Once the authorization to hold the OPAC is granted, the offeror shall forward the notice to the administrator of the FII, in order to take the following steps: (i) to give notice of the offer to the unit holders, through the disclosure of the notice on the website of the FII; and (ii) to develop and make public a reasoned opinion based on any OPAC for the issuance of units of the FII, covering the following topics: (a) the convenience and opportunity of the offer as to the interest of all unit holders and the liquidity of their units; (b) the impact of the offer on any tax benefits applicable to the FII; (c) strategic plans disclosed by the offeror in connection with the FII; and (d) other points deemed to be relevant.
In the above-mentioned opinion, the FII administrator must express a reasoned opinion favorable or contrary to the acceptance of the OPAC, warning that each unit holder is responsible for accepting or not the OPAC.
The manifestation about the conditions of the offer will have to be made public until five days before the auction. Any manifestation of the FII manager whose units are object of the OPAC, if published by the administrator, shall supply the obligation referred to herein.

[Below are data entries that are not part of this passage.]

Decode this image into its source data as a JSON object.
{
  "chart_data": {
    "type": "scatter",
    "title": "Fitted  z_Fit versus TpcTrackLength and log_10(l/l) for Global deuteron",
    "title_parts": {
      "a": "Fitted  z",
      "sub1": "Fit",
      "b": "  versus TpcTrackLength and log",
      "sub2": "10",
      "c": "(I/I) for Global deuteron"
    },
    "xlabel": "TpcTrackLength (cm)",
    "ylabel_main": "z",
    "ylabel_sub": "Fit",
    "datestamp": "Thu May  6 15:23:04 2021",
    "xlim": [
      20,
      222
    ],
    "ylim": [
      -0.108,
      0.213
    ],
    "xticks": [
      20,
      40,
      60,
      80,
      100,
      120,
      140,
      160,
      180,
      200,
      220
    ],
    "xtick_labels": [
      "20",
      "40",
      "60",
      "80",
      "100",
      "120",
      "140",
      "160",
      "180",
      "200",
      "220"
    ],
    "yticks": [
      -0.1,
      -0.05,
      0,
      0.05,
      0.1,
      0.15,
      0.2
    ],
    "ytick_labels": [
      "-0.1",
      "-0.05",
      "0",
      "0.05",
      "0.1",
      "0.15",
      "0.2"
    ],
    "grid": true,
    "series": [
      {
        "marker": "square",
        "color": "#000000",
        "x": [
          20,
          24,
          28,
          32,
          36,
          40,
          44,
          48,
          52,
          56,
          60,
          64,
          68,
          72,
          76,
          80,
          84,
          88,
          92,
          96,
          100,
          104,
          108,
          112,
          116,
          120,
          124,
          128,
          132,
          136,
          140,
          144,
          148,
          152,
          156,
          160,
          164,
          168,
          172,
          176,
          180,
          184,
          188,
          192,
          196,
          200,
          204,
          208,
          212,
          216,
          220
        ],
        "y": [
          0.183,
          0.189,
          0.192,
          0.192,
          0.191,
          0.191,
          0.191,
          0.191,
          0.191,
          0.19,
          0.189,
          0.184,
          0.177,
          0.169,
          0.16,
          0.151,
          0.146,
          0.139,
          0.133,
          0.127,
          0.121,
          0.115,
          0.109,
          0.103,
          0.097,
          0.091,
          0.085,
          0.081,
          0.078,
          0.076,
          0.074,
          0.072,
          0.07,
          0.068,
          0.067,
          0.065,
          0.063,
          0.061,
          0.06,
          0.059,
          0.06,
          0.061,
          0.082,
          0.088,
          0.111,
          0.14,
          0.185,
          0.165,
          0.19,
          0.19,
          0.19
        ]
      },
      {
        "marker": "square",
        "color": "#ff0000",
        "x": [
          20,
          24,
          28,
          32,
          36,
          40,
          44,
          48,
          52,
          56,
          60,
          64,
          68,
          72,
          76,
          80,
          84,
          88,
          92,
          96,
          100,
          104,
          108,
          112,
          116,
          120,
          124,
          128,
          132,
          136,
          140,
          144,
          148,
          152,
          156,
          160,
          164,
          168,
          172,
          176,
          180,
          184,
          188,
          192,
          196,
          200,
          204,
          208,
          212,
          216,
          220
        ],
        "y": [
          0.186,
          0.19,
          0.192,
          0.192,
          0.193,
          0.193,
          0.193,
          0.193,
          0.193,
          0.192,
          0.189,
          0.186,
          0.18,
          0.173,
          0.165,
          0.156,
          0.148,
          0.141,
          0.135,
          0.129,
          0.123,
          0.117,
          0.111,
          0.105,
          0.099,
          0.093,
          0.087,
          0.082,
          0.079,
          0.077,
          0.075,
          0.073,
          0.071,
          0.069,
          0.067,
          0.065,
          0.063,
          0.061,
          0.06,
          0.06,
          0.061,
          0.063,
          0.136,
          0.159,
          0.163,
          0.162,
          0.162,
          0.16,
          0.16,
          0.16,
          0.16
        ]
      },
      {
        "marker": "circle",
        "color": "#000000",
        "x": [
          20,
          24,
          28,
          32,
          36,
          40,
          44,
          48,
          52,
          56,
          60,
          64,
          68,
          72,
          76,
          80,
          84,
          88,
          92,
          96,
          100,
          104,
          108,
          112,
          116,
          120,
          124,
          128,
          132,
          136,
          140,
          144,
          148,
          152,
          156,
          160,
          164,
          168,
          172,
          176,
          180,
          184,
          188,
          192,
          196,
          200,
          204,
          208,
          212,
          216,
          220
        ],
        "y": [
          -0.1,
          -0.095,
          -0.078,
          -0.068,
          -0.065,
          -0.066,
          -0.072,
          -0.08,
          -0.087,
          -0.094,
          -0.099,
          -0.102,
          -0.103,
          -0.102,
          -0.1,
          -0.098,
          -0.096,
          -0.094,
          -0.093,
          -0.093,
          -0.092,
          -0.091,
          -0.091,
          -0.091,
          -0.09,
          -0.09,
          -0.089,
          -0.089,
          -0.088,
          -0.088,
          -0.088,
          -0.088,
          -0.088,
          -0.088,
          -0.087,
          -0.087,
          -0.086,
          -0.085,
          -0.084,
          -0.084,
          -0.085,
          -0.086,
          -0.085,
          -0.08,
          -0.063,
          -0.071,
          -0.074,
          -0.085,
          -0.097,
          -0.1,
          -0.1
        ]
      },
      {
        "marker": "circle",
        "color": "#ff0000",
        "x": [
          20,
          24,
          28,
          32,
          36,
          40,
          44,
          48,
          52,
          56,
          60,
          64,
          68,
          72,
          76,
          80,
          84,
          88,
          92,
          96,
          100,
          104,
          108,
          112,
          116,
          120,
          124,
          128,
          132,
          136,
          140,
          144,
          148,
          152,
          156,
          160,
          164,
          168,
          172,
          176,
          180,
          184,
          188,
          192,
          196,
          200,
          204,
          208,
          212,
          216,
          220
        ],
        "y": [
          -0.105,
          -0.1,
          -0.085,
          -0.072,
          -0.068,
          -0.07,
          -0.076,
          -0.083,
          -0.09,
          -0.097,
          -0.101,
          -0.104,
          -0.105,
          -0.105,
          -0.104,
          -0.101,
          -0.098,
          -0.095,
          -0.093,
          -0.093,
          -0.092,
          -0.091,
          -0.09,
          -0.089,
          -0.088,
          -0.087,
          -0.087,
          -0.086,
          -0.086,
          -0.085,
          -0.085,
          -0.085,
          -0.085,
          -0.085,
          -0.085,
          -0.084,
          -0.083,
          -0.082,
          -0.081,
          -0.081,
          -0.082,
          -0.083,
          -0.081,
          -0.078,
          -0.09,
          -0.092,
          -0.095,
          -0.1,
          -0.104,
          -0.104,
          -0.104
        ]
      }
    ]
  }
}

IX. Disclosure of the Notice
The deadline for disclosure of the notice is a maximum 15 business days after the approval of BVMF.
The deadline for completion of the auction after the disclosure of the notice is at least 15 and no more than 30 business days.
Should the offer be modified, the date of the auction may be extended if the change occurs after seven business days of the date of publication of the notice.
X. Final Considerations
BVMF may determine at any time: (i) the disclosure of any additional information other than those laid down in CL 50; (ii) the suspension of the OPAC procedure, if it is found that the identified irregularity can be corrected, keeping the suspension until such correction happens; or (iii) the cancellation of the OPAC, if it concludes that the identified irregularity or illegality cannot be corrected.
For the purposes of CL 50, "person linked" means any individual, legal entity, fund or universality of rights representing the same interest of another individual, legal entity, fund or universality of rights.
Consequently, "outstanding units" mean those units which are not owned by the offeror or any person linked to the offeror.
Exceptional situations, omissions or cases not provided for in CL 50 will be decided by BVMF based on the particularities of the fact at hand.
The content of this article is intended to provide a general guide to the subject matter. Specialist advice should be sought about your specific circumstances.